Private Instance Methods

apply_offsets(line_frags, width_spec, indent, previous_line, combined_line, y_offset) click to toggle source

Applies the necessary x- and y-offsets to the line fragments.

Note that the offset for the first fragment of the first line is the top of the line since the initial_baseline_offset method applies the correct offset to it once layouting is completely done.

# File lib/hexapdf/layout/text_layouter.rb, line 852
def apply_offsets(line_frags, width_spec, indent, previous_line, combined_line, y_offset)
  cumulated_width = 0
  line_frags.each_with_index do |line, index|
    line.x_offset = cumulated_width + indent
    line.x_offset += width_spec[index * 2]
    line.x_offset += horizontal_alignment_offset(line, width_spec[index * 2 + 1] - indent)
    cumulated_width += width_spec[index * 2] + width_spec[index * 2 + 1]
    if index == 0
      line.y_offset = if y_offset
                        y_offset + combined_line.y_max -
                          (previous_line ? previous_line.y_min : line.y_max)
                      else
                        style.line_spacing.baseline_distance(previous_line, combined_line)
                      end
      indent = 0
    end
  end
end
create_combined_line(line_frags) click to toggle source

Creates a line combining all items from the given line fragments for height calculations.

# File lib/hexapdf/layout/text_layouter.rb, line 836
def create_combined_line(line_frags)
  if line_frags.size == 1
    line_frags[0]
  else
    calc = Line::HeightCalculator.new
    line_frags.each {|l| l.items.each {|i| calc << i } }
    y_min, y_max, = calc.result
    DummyLine.new(y_min, y_max)
  end
end
horizontal_alignment_offset(line, available_width) click to toggle source

Returns the horizontal offset from the left side, based on the align style option.

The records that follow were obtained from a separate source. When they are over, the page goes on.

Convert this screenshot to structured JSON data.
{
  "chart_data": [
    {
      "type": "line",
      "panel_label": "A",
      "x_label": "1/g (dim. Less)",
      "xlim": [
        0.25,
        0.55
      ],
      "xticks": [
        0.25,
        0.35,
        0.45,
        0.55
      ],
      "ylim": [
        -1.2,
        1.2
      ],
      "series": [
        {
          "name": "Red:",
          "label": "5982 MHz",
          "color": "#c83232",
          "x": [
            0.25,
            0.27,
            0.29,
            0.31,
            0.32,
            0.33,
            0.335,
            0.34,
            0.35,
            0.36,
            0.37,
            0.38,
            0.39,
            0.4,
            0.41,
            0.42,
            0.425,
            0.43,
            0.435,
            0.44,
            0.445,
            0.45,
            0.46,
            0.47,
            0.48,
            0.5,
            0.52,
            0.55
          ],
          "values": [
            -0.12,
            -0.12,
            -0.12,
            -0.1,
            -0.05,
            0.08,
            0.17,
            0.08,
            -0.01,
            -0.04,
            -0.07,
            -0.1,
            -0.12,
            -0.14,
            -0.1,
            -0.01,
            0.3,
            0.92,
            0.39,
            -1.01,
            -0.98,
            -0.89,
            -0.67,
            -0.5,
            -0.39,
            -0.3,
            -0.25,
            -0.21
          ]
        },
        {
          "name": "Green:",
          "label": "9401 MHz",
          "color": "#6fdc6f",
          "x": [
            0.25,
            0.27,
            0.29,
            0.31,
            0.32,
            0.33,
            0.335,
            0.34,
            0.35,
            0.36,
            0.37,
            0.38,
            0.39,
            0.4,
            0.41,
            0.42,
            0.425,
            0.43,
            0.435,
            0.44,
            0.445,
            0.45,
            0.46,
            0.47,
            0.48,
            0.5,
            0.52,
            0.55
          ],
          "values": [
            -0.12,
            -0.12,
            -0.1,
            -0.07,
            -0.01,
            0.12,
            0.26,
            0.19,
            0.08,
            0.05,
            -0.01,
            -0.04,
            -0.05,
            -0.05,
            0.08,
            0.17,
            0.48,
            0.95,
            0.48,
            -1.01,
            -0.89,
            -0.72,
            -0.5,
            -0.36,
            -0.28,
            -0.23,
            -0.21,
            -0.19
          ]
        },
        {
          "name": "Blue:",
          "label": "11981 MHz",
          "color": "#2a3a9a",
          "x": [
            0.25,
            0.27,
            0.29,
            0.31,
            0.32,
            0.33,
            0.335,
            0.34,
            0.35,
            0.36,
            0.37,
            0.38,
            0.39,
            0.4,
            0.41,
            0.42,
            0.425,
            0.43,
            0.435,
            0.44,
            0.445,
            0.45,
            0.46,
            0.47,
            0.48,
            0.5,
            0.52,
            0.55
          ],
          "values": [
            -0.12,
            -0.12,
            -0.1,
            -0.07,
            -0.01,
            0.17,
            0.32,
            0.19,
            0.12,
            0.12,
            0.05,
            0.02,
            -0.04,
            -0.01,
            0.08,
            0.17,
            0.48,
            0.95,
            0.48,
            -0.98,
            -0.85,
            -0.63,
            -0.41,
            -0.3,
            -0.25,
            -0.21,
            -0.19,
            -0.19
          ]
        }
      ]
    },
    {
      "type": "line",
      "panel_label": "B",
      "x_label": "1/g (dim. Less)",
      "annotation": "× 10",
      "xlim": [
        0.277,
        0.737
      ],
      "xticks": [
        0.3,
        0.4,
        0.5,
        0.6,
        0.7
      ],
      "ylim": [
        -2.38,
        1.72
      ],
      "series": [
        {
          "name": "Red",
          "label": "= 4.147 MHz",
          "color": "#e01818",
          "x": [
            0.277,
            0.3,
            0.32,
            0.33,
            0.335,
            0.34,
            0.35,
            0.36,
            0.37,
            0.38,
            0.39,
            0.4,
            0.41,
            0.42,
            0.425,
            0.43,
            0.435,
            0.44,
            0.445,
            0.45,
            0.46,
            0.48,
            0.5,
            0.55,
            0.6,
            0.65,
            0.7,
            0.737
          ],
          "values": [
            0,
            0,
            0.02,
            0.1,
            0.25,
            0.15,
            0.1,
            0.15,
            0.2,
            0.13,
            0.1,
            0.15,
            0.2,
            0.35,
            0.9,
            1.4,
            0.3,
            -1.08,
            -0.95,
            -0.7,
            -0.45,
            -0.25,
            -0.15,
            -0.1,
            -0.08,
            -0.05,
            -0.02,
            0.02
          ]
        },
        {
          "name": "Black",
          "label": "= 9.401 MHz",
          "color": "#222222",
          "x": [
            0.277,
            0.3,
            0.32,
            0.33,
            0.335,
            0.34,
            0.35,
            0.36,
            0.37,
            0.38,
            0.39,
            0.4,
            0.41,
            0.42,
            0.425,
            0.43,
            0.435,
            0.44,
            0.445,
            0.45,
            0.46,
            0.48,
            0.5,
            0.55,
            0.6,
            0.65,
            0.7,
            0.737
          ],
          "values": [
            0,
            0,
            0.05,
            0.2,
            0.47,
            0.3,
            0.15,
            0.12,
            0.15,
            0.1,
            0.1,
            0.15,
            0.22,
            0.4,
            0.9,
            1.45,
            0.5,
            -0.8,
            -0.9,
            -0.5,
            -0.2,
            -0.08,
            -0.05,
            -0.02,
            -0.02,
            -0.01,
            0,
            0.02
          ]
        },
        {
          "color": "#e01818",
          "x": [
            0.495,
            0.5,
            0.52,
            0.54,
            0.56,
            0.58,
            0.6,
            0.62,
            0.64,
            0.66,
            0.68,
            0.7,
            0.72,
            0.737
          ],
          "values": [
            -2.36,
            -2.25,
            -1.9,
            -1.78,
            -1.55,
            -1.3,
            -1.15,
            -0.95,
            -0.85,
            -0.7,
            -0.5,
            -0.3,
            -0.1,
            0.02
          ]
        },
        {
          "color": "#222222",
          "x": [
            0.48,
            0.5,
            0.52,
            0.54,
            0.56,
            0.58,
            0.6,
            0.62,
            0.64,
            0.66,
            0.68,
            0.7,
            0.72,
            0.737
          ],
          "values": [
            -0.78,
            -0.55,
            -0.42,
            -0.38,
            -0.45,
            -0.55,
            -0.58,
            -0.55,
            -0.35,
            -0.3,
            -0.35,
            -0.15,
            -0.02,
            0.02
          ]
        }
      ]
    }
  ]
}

# File lib/hexapdf/layout/text_layouter.rb, line 884
def horizontal_alignment_offset(line, available_width)
  case style.align
  when :left then 0
  when :center then (available_width - line.width) / 2
  when :right then available_width - line.width
  when :justify then (justify_line(line, available_width); 0)
  end
end
initial_baseline_offset(lines, height, actual_height) click to toggle source

Returns the initial baseline offset from the top, based on the valign style option.

# File lib/hexapdf/layout/text_layouter.rb, line 872
def initial_baseline_offset(lines, height, actual_height)
  case style.valign
  when :top
    lines.first.y_max
  when :center
    (height - actual_height) / 2.0 + lines.first.y_max
  when :bottom
    (height - actual_height) + lines.first.y_max
  end
end
justify_line(line, width) click to toggle source

Justifies the given line.

# File lib/hexapdf/layout/text_layouter.rb, line 894
def justify_line(line, width)
  return if line.ignore_justification? || (width - line.width).abs < 0.001

  indexes = []
  sum = 0.0
  line.items.each_with_index do |item, item_index|
    next if item.kind_of?(InlineBox)
    item.items.each_with_index do |glyph, glyph_index|
      if !glyph.kind_of?(Numeric) && glyph.str == ' '
        sum += glyph.width * item.style.scaled_font_size
        indexes << item_index << glyph_index
      end
    end
  end

  if sum > 0
    adjustment = (width - line.width) / sum
    i = indexes.length - 2
    while i >= 0
      frag = line.items[indexes[i]]
      value = -frag.items[indexes[i + 1]].width * adjustment
      if frag.items.frozen?
        value = HexaPDF::Layout::TextFragment.new([value], frag.style)
        line.items.insert(indexes[i], value)
      else
        frag.items.insert(indexes[i + 1], value)
        frag.clear_cache
      end
      i -= 2
    end
    line.clear_cache
  end
end